The theory is to encourage business owners of all types to create economic opportunities whenever possible. The Work Opportunity Tax Credit also helps talk a bit of the stress off of various government assistance programs, many of which need all the help they can get.
The Work Opportunity Tax Credit: Breaking Things Down
With regard to the aforementioned targeted groups, they include ones like the following:
- Qualified IV-A recipients. This involves anyone who is getting financial assistance – or their family members – under Part A of title IV of the Social Security Act.
- Qualified veterans. An example of this would be a veteran or their family member who was getting SNAP assistance for at least three months. Other examples include those veterans who have been unemployed for various lengths of time given the circumstances.
- A qualified ex-felon. This is a convicted felon hired within at least a year of getting that conviction or being released from prison.
- Designated community residence. This is someone who is at least 18 years old (but no older than 40) and lives in either a rural renewal county or an empowerment zone.
- Vocational rehabilitation referral recipients. This is someone with either a physical or mental disability (or in some cases both) who has been referred to the employer in question. They will also need to have completed either a state plan under the Rehabilitation Act, a program with the Department of Veteran Affairs, or an employment network plan.
- A qualified summer youth employee. This is someone who is between 16 and 18 years old, who performs services between May 1 and September 15, who has never worked for the employer before, and who lives in an empowerment zone.
Other examples of the targeted groups that would allow a business to get approved for the Work Opportunity Tax Credit involve those who have been on long-term unemployment, those who have been on long-term family assistance, and those who are qualified for SSI (supplemental security income), among others.
Because of the way that the Work Opportunity Tax Credit functions, a business cannot simply claim it on their federal income taxes. They must first go through a certification process to confirm that the newly hired employee is in fact a member of one of the targeted groups outlined above.

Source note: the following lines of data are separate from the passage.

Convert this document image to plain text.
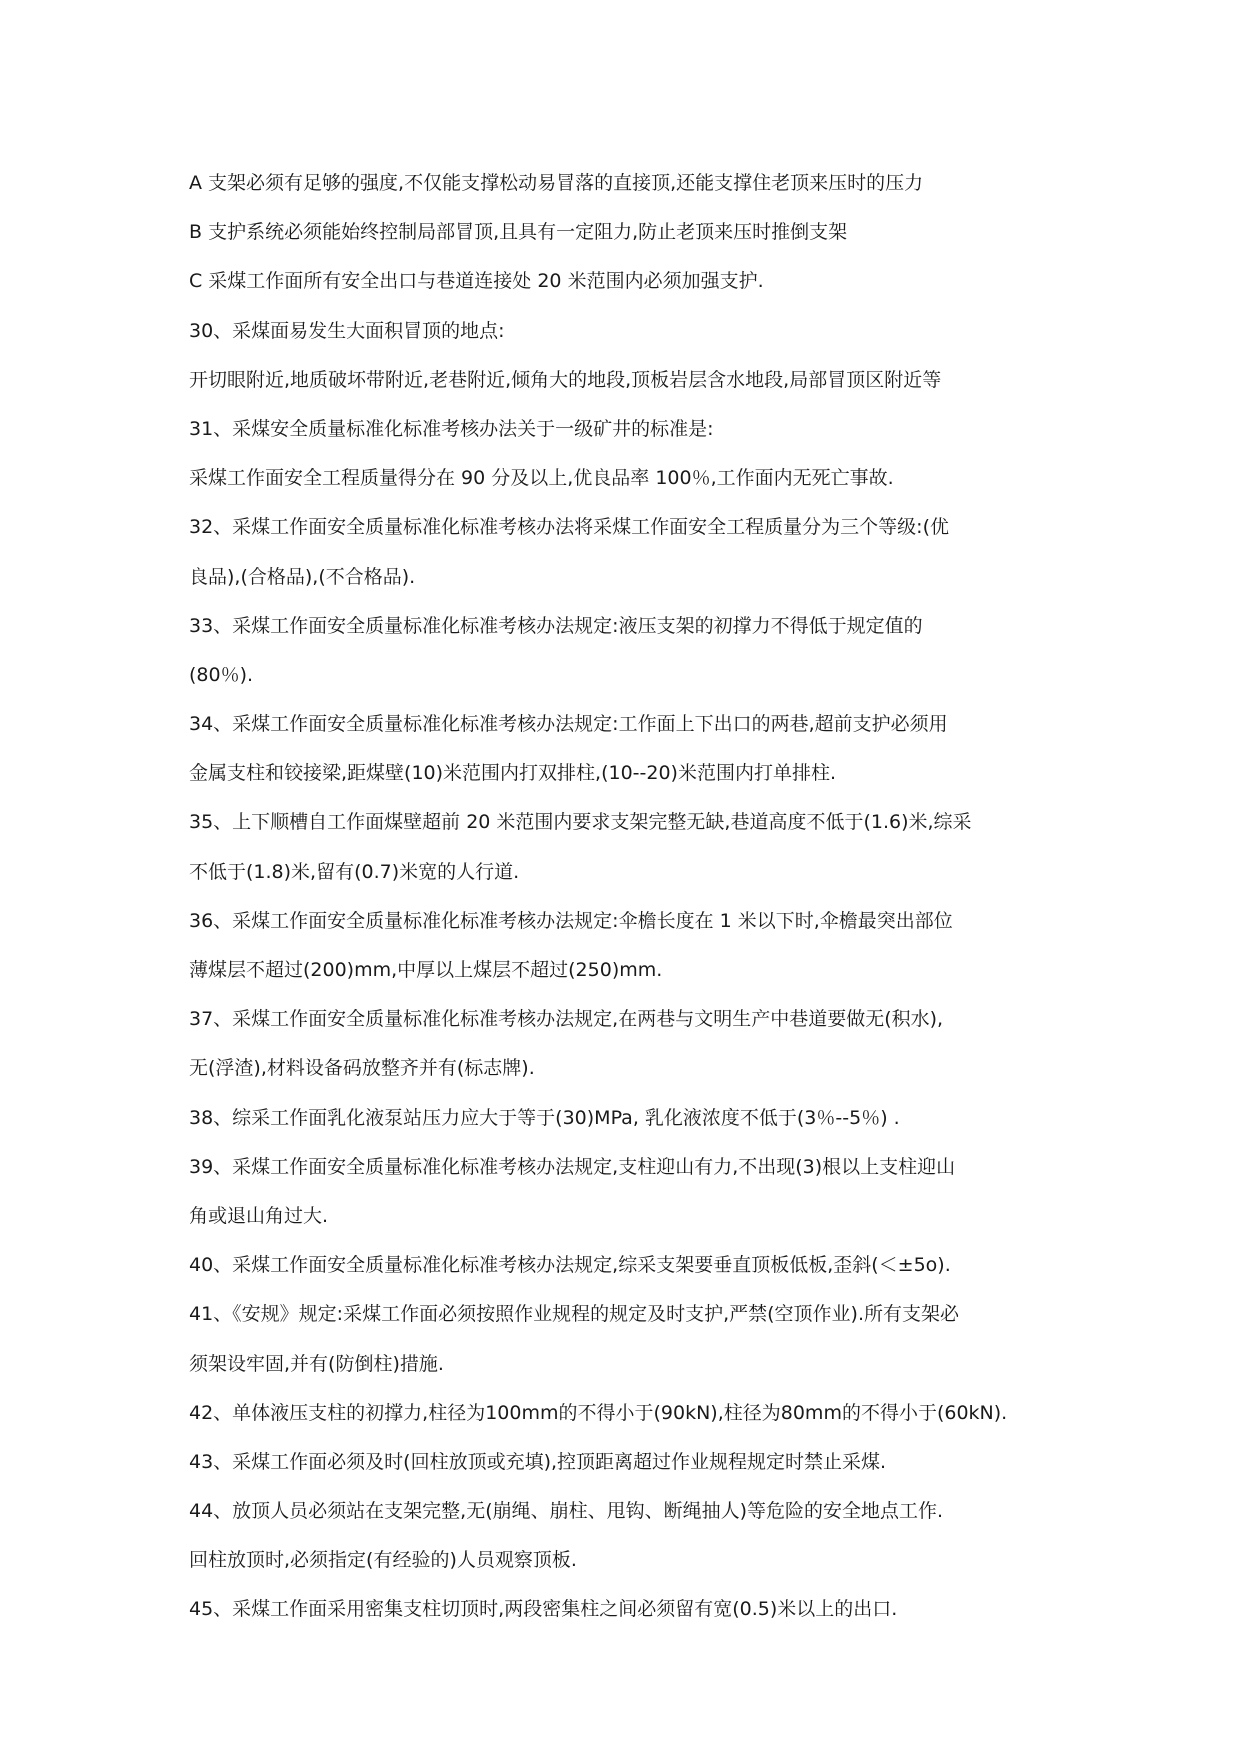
A 支架必须有足够的强度,不仅能支撑松动易冒落的直接顶,还能支撑住老顶来压时的压力
B 支护系统必须能始终控制局部冒顶,且具有一定阻力,防止老顶来压时推倒支架
C 采煤工作面所有安全出口与巷道连接处 20 米范围内必须加强支护.
30、采煤面易发生大面积冒顶的地点:
开切眼附近,地质破坏带附近,老巷附近,倾角大的地段,顶板岩层含水地段,局部冒顶区附近等
31、采煤安全质量标准化标准考核办法关于一级矿井的标准是:
采煤工作面安全工程质量得分在 90 分及以上,优良品率 100％,工作面内无死亡事故.
32、采煤工作面安全质量标准化标准考核办法将采煤工作面安全工程质量分为三个等级:(优
良品),(合格品),(不合格品).
33、采煤工作面安全质量标准化标准考核办法规定:液压支架的初撑力不得低于规定值的
(80％).
34、采煤工作面安全质量标准化标准考核办法规定:工作面上下出口的两巷,超前支护必须用
金属支柱和铰接梁,距煤壁(10)米范围内打双排柱,(10--20)米范围内打单排柱.
35、上下顺槽自工作面煤壁超前 20 米范围内要求支架完整无缺,巷道高度不低于(1.6)米,综采
不低于(1.8)米,留有(0.7)米宽的人行道.
36、采煤工作面安全质量标准化标准考核办法规定:伞檐长度在 1 米以下时,伞檐最突出部位
薄煤层不超过(200)mm,中厚以上煤层不超过(250)mm.
37、采煤工作面安全质量标准化标准考核办法规定,在两巷与文明生产中巷道要做无(积水),
无(浮渣),材料设备码放整齐并有(标志牌).
38、综采工作面乳化液泵站压力应大于等于(30)MPa, 乳化液浓度不低于(3％--5％) .
39、采煤工作面安全质量标准化标准考核办法规定,支柱迎山有力,不出现(3)根以上支柱迎山
角或退山角过大.
40、采煤工作面安全质量标准化标准考核办法规定,综采支架要垂直顶板低板,歪斜(＜±5o).
41、《安规》规定:采煤工作面必须按照作业规程的规定及时支护,严禁(空顶作业).所有支架必
须架设牢固,并有(防倒柱)措施.
42、单体液压支柱的初撑力,柱径为100mm的不得小于(90kN),柱径为80mm的不得小于(60kN).
43、采煤工作面必须及时(回柱放顶或充填),控顶距离超过作业规程规定时禁止采煤.
44、放顶人员必须站在支架完整,无(崩绳、崩柱、甩钩、断绳抽人)等危险的安全地点工作.
回柱放顶时,必须指定(有经验的)人员观察顶板.
45、采煤工作面采用密集支柱切顶时,两段密集柱之间必须留有宽(0.5)米以上的出口.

If approved, employers can then claim the Work Opportunity Tax Credit equal to 40% of the first-year wages, up to $6,000 (more for certain targeted groups) per employee. Thus, except for those targeted groups with higher allowable creditable wages, the maximum credit is $2,400 (40% of $6,000). For the full credit (40%), the targeted employee must work for a minimum of 400 hours in the first year. For those that work between 120 and 399 hours, the credit percentage is reduced to 25%.
The Work Opportunity Tax Credit is a general business credit. If an employer is tax-exempt, they can claim it against the money they are paying out in payroll taxes.

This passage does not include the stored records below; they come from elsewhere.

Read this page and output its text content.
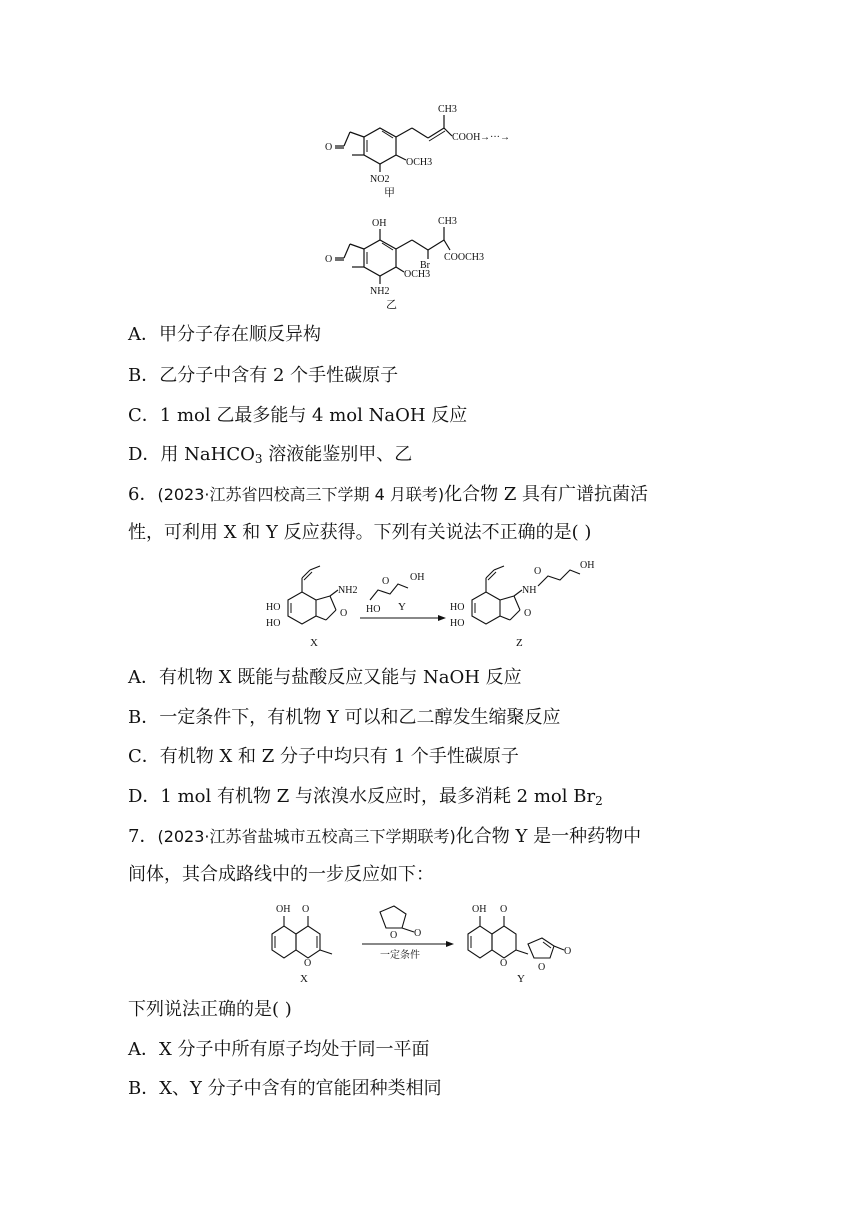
O
CH3
COOH →···→
OCH3
NO2
甲
OH
O
CH3
Br
COOCH3
OCH3
NH2
乙
A．甲分子存在顺反异构
B．乙分子中含有 2 个手性碳原子
C．1 mol 乙最多能与 4 mol NaOH 反应
D．用 NaHCO$_3$ 溶液能鉴别甲、乙
6．(2023·江苏省四校高三下学期 4 月联考)化合物 Z 具有广谱抗菌活
性，可利用 X 和 Y 反应获得。下列有关说法不正确的是( )
NH2
O
HO
HO
X
HO
OH
O
Y
NH
O
OH
O
HO
HO
Z
A．有机物 X 既能与盐酸反应又能与 NaOH 反应
B．一定条件下，有机物 Y 可以和乙二醇发生缩聚反应
C．有机物 X 和 Z 分子中均只有 1 个手性碳原子
D．1 mol 有机物 Z 与浓溴水反应时，最多消耗 2 mol $Br_2$
7．(2023·江苏省盐城市五校高三下学期联考)化合物 Y 是一种药物中
间体，其合成路线中的一步反应如下：
OH O
O
X
O O
一定条件
OH O
O	O
O
Y
下列说法正确的是( )
A．X 分子中所有原子均处于同一平面
B．X、Y 分子中含有的官能团种类相同
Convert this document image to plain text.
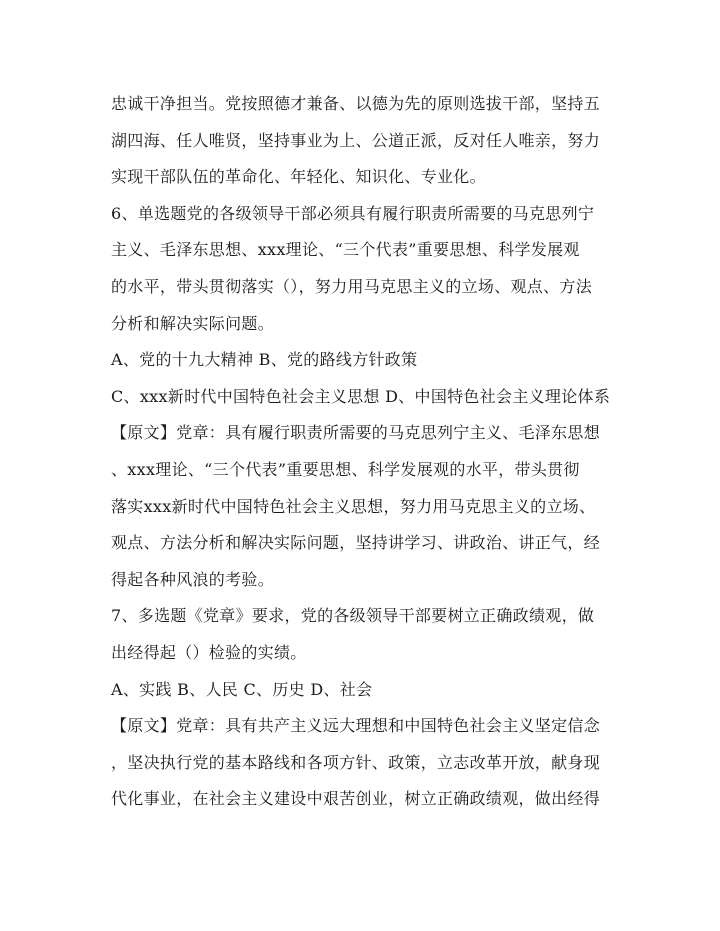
忠诚干净担当。党按照德才兼备、以德为先的原则选拔干部，坚持五
湖四海、任人唯贤，坚持事业为上、公道正派，反对任人唯亲，努力
实现干部队伍的革命化、年轻化、知识化、专业化。
6、单选题党的各级领导干部必须具有履行职责所需要的马克思列宁
主义、毛泽东思想、xxx理论、“三个代表”重要思想、科学发展观
的水平，带头贯彻落实（），努力用马克思主义的立场、观点、方法
分析和解决实际问题。
A、党的十九大精神 B、党的路线方针政策
C、xxx新时代中国特色社会主义思想 D、中国特色社会主义理论体系
【原文】党章：具有履行职责所需要的马克思列宁主义、毛泽东思想
、xxx理论、“三个代表”重要思想、科学发展观的水平，带头贯彻
落实xxx新时代中国特色社会主义思想，努力用马克思主义的立场、
观点、方法分析和解决实际问题，坚持讲学习、讲政治、讲正气，经
得起各种风浪的考验。
7、多选题《党章》要求，党的各级领导干部要树立正确政绩观，做
出经得起（）检验的实绩。
A、实践 B、人民 C、历史 D、社会
【原文】党章：具有共产主义远大理想和中国特色社会主义坚定信念
，坚决执行党的基本路线和各项方针、政策，立志改革开放，献身现
代化事业，在社会主义建设中艰苦创业，树立正确政绩观，做出经得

Additional Information About the Work Opportunity Tax Credit
One of the most important things to keep in mind about all of this is that the Work Opportunity Tax Credit is not permanent. It is only actually authorized until the final day of December 2025. The credit has been available for some years and was extended under the Consolidated Appropriations Act in 2021. If it continues to be successful it could easily get renewed again, but it would take an act of Congress to do so.
There are also specific ways to claim the credit that vary depending on your situation. A taxable business can claim the credit in the current year, carry back any unused credit for a single year, and then carry it forward up to 20 years. Again, this is after a qualified employee has been hired.

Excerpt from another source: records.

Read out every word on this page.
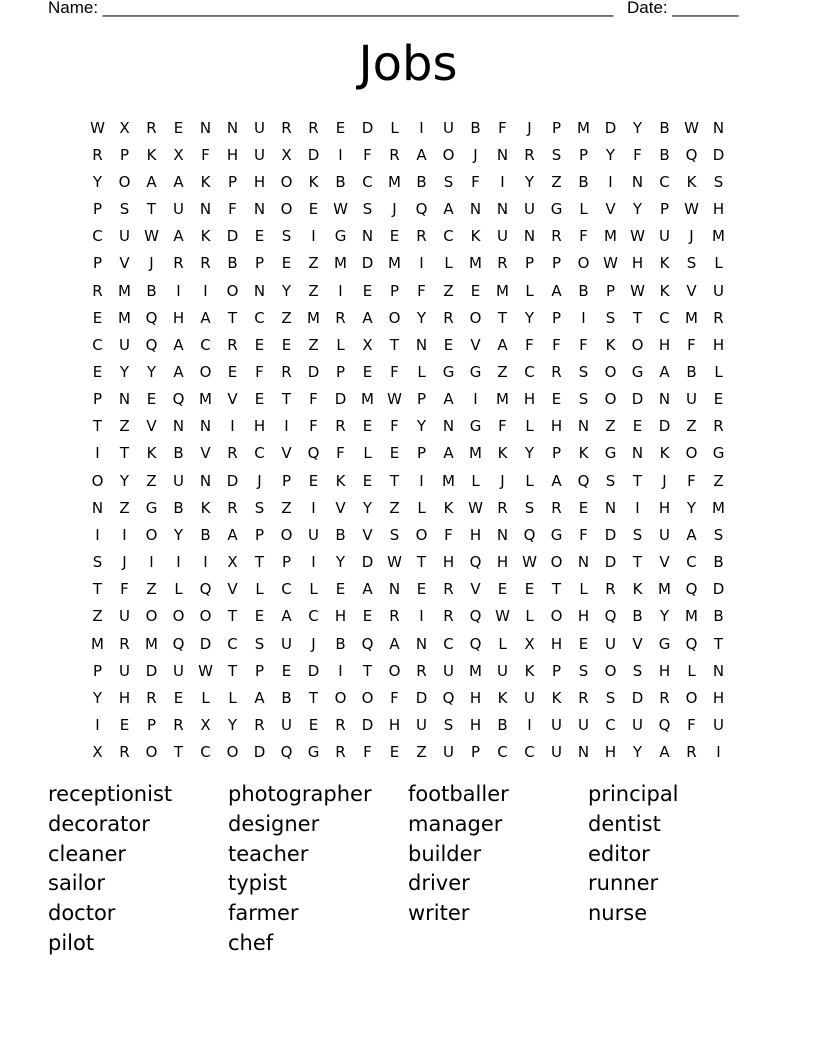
Name: ______________________________________________________ Date: _______
Jobs
W X	R	E	N	N	U	R	R	E	D	L	I	U	B	F	J	P	M D	Y	B W N
R	P	K	X	F	H	U	X	D	I	F	R	A	O	J	N	R	S	P	Y	F	B	Q	D
Y	O	A	A	K	P	H	O	K	B	C	M	B	S	F	I	Y	Z	B	I	N	C	K	S
P	S	T	U	N	F	N	O	E W S	J	Q	A	N	N	U	G	L	V	Y	P	W H
C	U W A	K	D	E	S	I	G	N	E	R	C	K	U	N	R	F	M W U	J	M
P	V	J	R	R	B	P	E	Z	M D M	I	L	M	R	P	P	O W H	K	S	L
R	M	B	I	I	O	N	Y	Z	I	E	P	F	Z	E	M	L	A	B	P	W K	V	U
E	M Q	H	A	T	C	Z	M	R	A	O	Y	R	O	T	Y	P	I	S	T	C	M	R
C	U	Q	A	C	R	E	E	Z	L	X	T	N	E	V	A	F	F	F	K	O	H	F	H
E	Y	Y	A	O	E	F	R	D	P	E	F	L	G	G	Z	C	R	S	O	G	A	B	L
P	N	E	Q M	V	E	T	F	D M W	P	A	I	M H	E	S	O	D	N	U	E
T	Z	V	N	N	I	H	I	F	R	E	F	Y	N	G	F	L	H	N	Z	E	D	Z	R
I	T	K	B	V	R	C	V	Q	F	L	E	P	A	M	K	Y	P	K	G	N	K	O	G
O	Y	Z	U	N	D	J	P	E	K	E	T	I	M	L	J	L	A	Q	S	T	J	F	Z
N	Z	G	B	K	R	S	Z	I	V	Y	Z	L	K W R	S	R	E	N	I	H	Y	M
I	I	O	Y	B	A	P	O	U	B	V	S	O	F	H	N	Q	G	F	D	S	U	A	S
S	J	I	I	I	X	T	P	I	Y	D W T	H	Q	H W O	N	D	T	V	C	B
T	F	Z	L	Q	V	L	C	L	E	A	N	E	R	V	E	E	T	L	R	K	M Q	D
Z	U	O	O	O	T	E	A	C	H	E	R	I	R	Q W	L	O	H	Q	B	Y	M	B
M	R	M Q	D	C	S	U	J	B	Q	A	N	C	Q	L	X	H	E	U	V	G	Q	T
P	U	D	U W T	P	E	D	I	T	O	R	U	M	U	K	P	S	O	S	H	L	N
Y	H	R	E	L	L	A	B	T	O	O	F	D	Q	H	K	U	K	R	S	D	R	O	H
I	E	P	R	X	Y	R	U	E	R	D	H	U	S	H	B	I	U	U	C	U	Q	F	U
X	R	O	T	C	O	D	Q	G	R	F	E	Z	U	P	C	C	U	N	H	Y	A	R	I
receptionist
decorator
cleaner
sailor
doctor
pilot
photographer
designer
teacher
typist
farmer
chef
footballer
manager
builder
driver
writer
principal
dentist
editor
runner
nurse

To claim the credit in a literal sense, you should begin by contacting the State Workforce Agency in your area to get a list of potential applicants. You may be able to find similar information from a local unemployment office.
After screening the potential new hires yourself to confirm that they do indeed qualify, you can submit the appropriate forms – Form 8850 being one of them. Depending on your business status you would also fill out and submit either ETA Form 9061 or 9063. Once completed, file the necessary documents with the State Workforce Agency.
Beyond that, simply make sure that the employee works the required hours during the first 12 months after you hired them (this is a requirement) and you can claim the Work Opportunity Tax Credit using IRS form 5884.